They won’t be looking at a student’s BeReal or Instagram Story, they won’t even be found on the student’s followers list, however, they will be curious to learn more about the student.
They’re college admissions officers, and the only story they have of a student is the one told by their college application. However, with the rise in artificial intelligence, programs such as ChatGPT, released in Nov. 2022, are furthering the debate on the use of artificial intelligence, including the college essay, as reported on by the New York Times in Sept. 2023.
At the end of second semester, juniors in English teacher Jodi Howell’s AP Composition class will find themselves writing an essay for the Common App: a wide encompassing college application. This process, Howell says, includes learning how to write anecdotes, as well as activities that are designed to help students discover themselves. This experience is something that Howell says former students have thanked her for.
“I think the storytelling elements and having to think about who they are is something that I hear a lot of students come back later saying, I’m glad we did that,” she said.
During the second semester, students will gain access to ChatGPT as teachers, including Howell, have advocated for the ability to teach with it and demonstrate its ability to be used as a tool. That being said, she doesn’t believe that ChatGPT will be able to replace aspects of learning how to write.
“I remember, it was a little bit before my time, but I can kind of remember my teachers freaking out about calculators,” she said. “If what we’re doing is trying to teach students that two plus two is four, then A.I. can replace us. If we’re trying to teach students how to write content that is reflective of themselves … A.I. can’t replace that.”
Former AP Composition student, senior Bella Braaten, has had exposure to the admissions process both through editing essays, as well as writing her own. For her, she sees a tendency for people to write in direct response to the question being posed, therefore, lacking depth to the story; however, Braaten does feel AP Composition helps students with this.
“It teaches students to write a lot more freely,” she said. “And so in terms of writing a creative essay for your personal essay for colleges, you want it to be that kind of dual application of creativity and academics. So I think it was really helpful in that.”
When it comes to her own essay that she used on the Common App, she chose her “This I Believe” essay that she wrote in Howell’s AP Composition class: an essay assigned at the end of first semester. This essay, she viewed, was reflective of her belief in the need for compassion, and that writing in general is a way of expressing herself; therefore, she doesn’t see herself using ChatGPT.
Furthermore, Braaten sees writing an admissions essay that makes a student stand out as difficult, and that ChatGPT further adds to the questioning of a student’s application – something that English teacher Blain Willard sees as well.
“And so, if you keep the essay, then it means that beyond people’s general stats that they can’t fact check from transcripts, college admissions officials are going to be questioning personal experiences of students and their impacts,” Braaten said.
Both Howell and Willard see a possible shift in the admissions process to including an interview, however, is seen as possibly challenging to implement by Willard.
“You can’t cheat an interview,” he said. “But you also can’t sit down and interview 60,000 applicants to, you know, OSU every year.”

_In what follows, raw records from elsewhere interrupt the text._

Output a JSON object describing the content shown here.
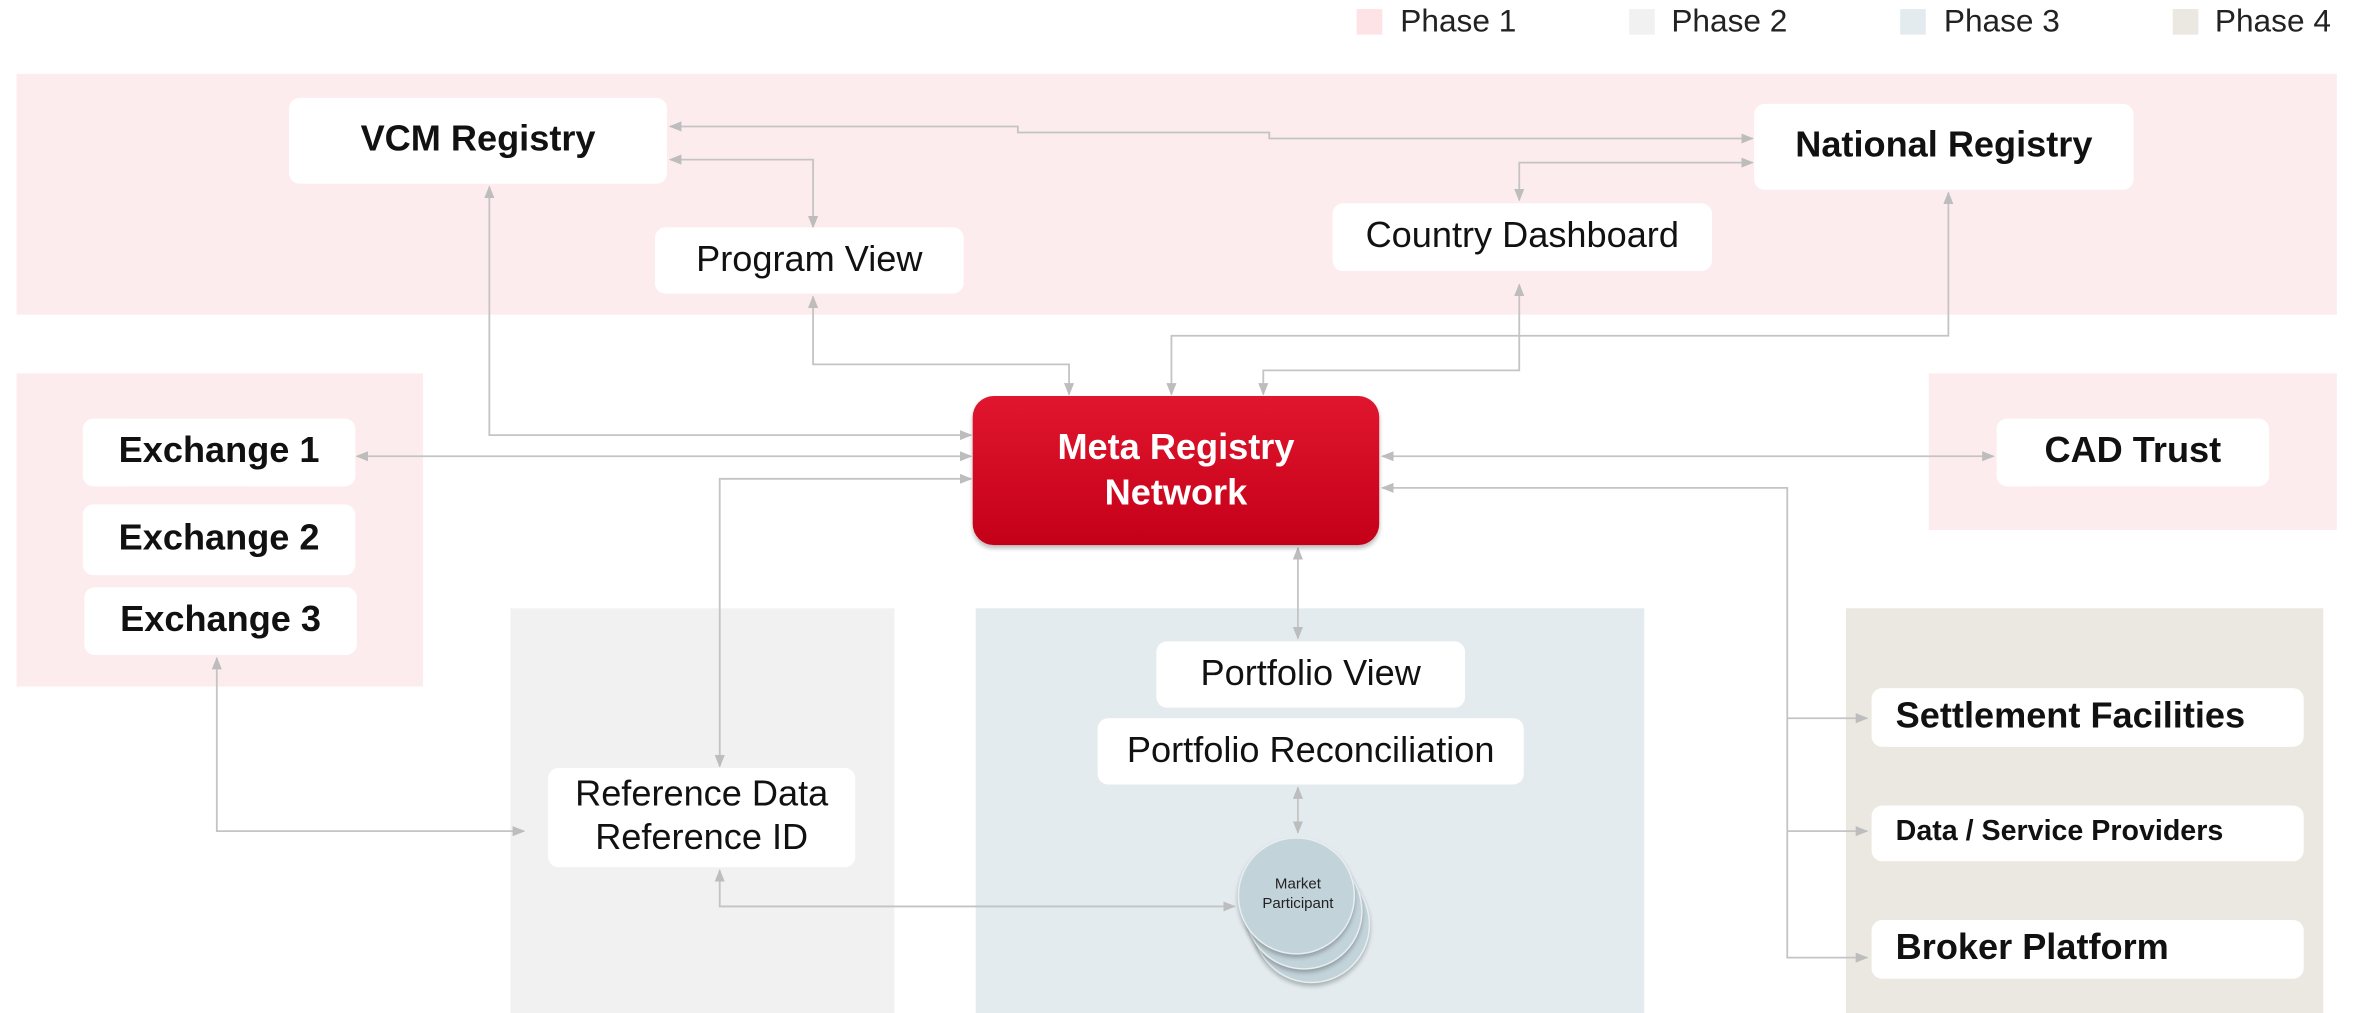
{
  "legend": [
    {
      "label": "Phase 1",
      "color": "#fde3e6"
    },
    {
      "label": "Phase 2",
      "color": "#f1f1f1"
    },
    {
      "label": "Phase 3",
      "color": "#e3ebef"
    },
    {
      "label": "Phase 4",
      "color": "#ebe7e1"
    }
  ],
  "hub": {
    "line1": "Meta Registry",
    "line2": "Network"
  },
  "nodes": {
    "vcm_registry": "VCM Registry",
    "national_registry": "National Registry",
    "program_view": "Program View",
    "country_dashboard": "Country Dashboard",
    "exchange_1": "Exchange 1",
    "exchange_2": "Exchange 2",
    "exchange_3": "Exchange 3",
    "cad_trust": "CAD Trust",
    "portfolio_view": "Portfolio View",
    "portfolio_reconciliation": "Portfolio Reconciliation",
    "reference_data_line1": "Reference Data",
    "reference_data_line2": "Reference ID",
    "market_participant_line1": "Market",
    "market_participant_line2": "Participant",
    "settlement_facilities": "Settlement Facilities",
    "data_service_providers": "Data / Service Providers",
    "broker_platform": "Broker Platform"
  }
}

Braaten also feels that the essay could go away in the future. As reporters, we asked ChatGPT to write an essay based on our own lives, and when presented with the essay written by ChatGPT, both Braaten and Howell said it wasn’t totally obvious it was written by a chatbot, however, they both saw it as incoherent.
“And I think it goes about writing it in a very point-based way to where each paragraph has a very specific idea,” Braaten said, “and the next paragraph doesn’t really relate to the past one.”
Braaten believes that the ability to continually provide ChatGPT with personalized information will lead to essays that go deeper than the surface level work produced in the essay we provided her.
“There’s a lot of minute details that I added to my college essays that it [the chatbot] can’t write,” she said referring to her own college essay. “Unless you tell it to make the comparison of a shoe to a father’s hand, it can’t make it. So it’s limited in its expression.”
Besides the depth of storytelling, Willard and Braaten found it curious in what the chatbot decided to use when provided with personal information.
“Obviously, AP classes are like a big part of people,” Braaten said,” but I would say that choosing to exclude that [outside activities] makes them stand out less because a lot of people who especially are applying to colleges have taken AP classes. So there’s a level that’s already expected.”
When it comes to the language and vocabulary used by the chatbot, Willard didn’t feel it varied much from a human writer. “I mean it’s pretty similar, but it just has the feel of an average writer who relied heavily on a thesaurus,” he said. “So it just doesn’t have an authenticity to it.”
Willard says that the ability for a person to make up a story won’t change, and Howell feels that what generative A.I. is providing to students is only making current methods of getting by more attainable.
“Students could buy essays or they could share,” she said. “That has not necessarily changed. But A.I. has made it even easier because it’s free and getting better and better.”